What an interesting perspective--thank you for your thoughts. I also think many of the laws are cut-throat; however, they offer the less cut-throat among us lessons in what power-hungry people will resort to to get what they want. I find it especially interesting to note how celebrities regularly apply these principles to direct their image/career.

colored one said...

I've enjoyed reading your view on the 48 laws book. I myself have not read it yet. I was unsure whether or not to waste my money on it or check it out the library. I think I just might be going to the library instead. love your blog

Black Artemis said...

Kiastar, thank you for the James Allen recommendation. I had never heard of it unitl you mentioned it. I'll check it out.

Black Artemis said...

Nemesis/T, as you continue to read the book with this perspective in mind, I hope you'll share your final assessment of it. I'm thinking of organizing some kind of project where we as a communithy can not only cull our history for examples of how these "laws" have been used to dominate and destroy, but also to create some of our own laws or principles to counter them. After all, if this is how oppression functions, then by what principles or laws should we live by in order to not be defeated by it?

Black Artemis said...

Colored One, I'm glad you enjoy reading my blog and hope you'll continue share your views on what I've written. I would say that, yes, people should read this book with this perspective in mind, but, no, do not line this man's pockets, LOL! Borrow it from the library. When I was in college, I had to read "Leviathan" by Thomas Hobbes and "The Prince" by Niccolo Miachiavelli, and this is just a modern-day rehash of the same oppressive philosophy. This is the kind of thinking that leads to facsism, nihilism, despotism. . . just pick your "ism!" One of the assumptions driving all these "laws" is Darwinism. No way can you believe that we are all created equal and live like this. And we all know the role that Darwinist thinking played in the oppression of Black people. This is why it breaks my heart that so many Black men are subscribing to it without a second, critical thought.

Black Artemis said...

Anonymous, if you think celebrities are bad in their quest to live according to these laws, imagine the heads of states!

benjamin said...

I completely understand how one could be ethically turned off by this book. It should be noted that the book isn't an ethical treatise but is rather a book about what WORKS in terms of acquiring power. To completely follow the 48 laws is truly to be a bastard. It is, however, undoubtedly the mindset that many successful people have used to get where they are and I definitely feel that it is helpful as a means of protecting one's self. Knowing the mindset of the enemy is extremely helpful when arming against him.

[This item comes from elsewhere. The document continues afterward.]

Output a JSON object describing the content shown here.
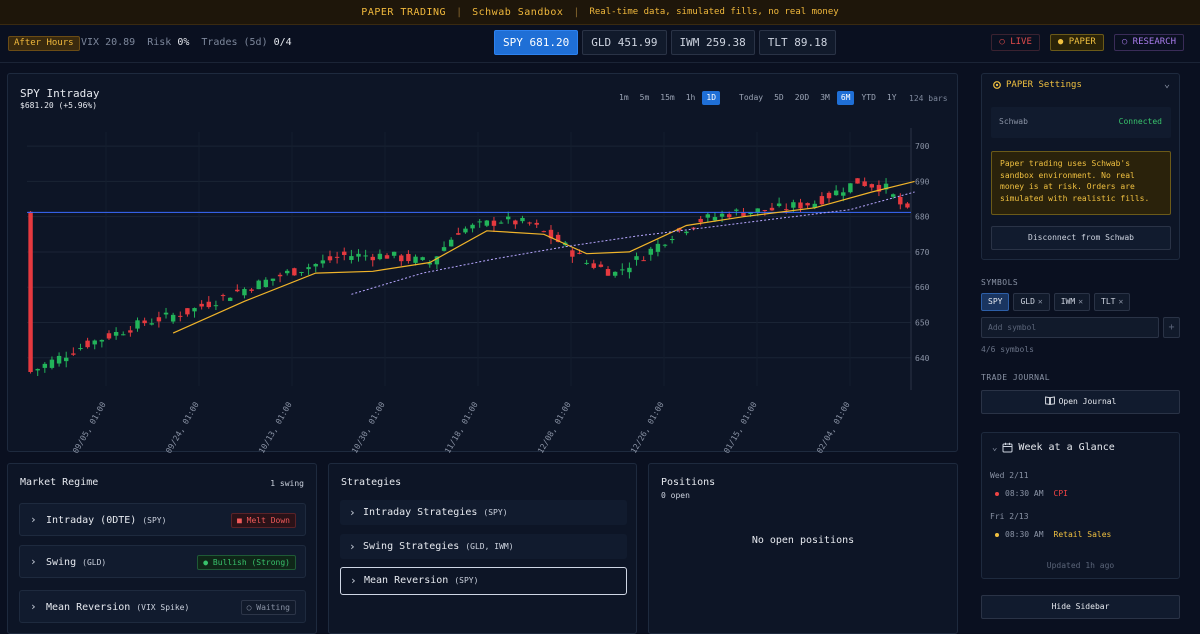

This book CAN be helpful. Just becaue Jaz-Z and Kanye choose to use it as an explicit guide to governing their business behavior doesn't mean that the book is without worth.

Black Artemis said...

Thanks for sharing your perspective, Benjamin, and I hear what you're getting at. In fact, I think we ultimately agree. In writing this blog, I wanted to challenge folks to think that there are other ways to acquire power that do not require having power OVER others. We can have power WITH them. But in order to stand a chance, we must understand exactly how the Power Over folks think.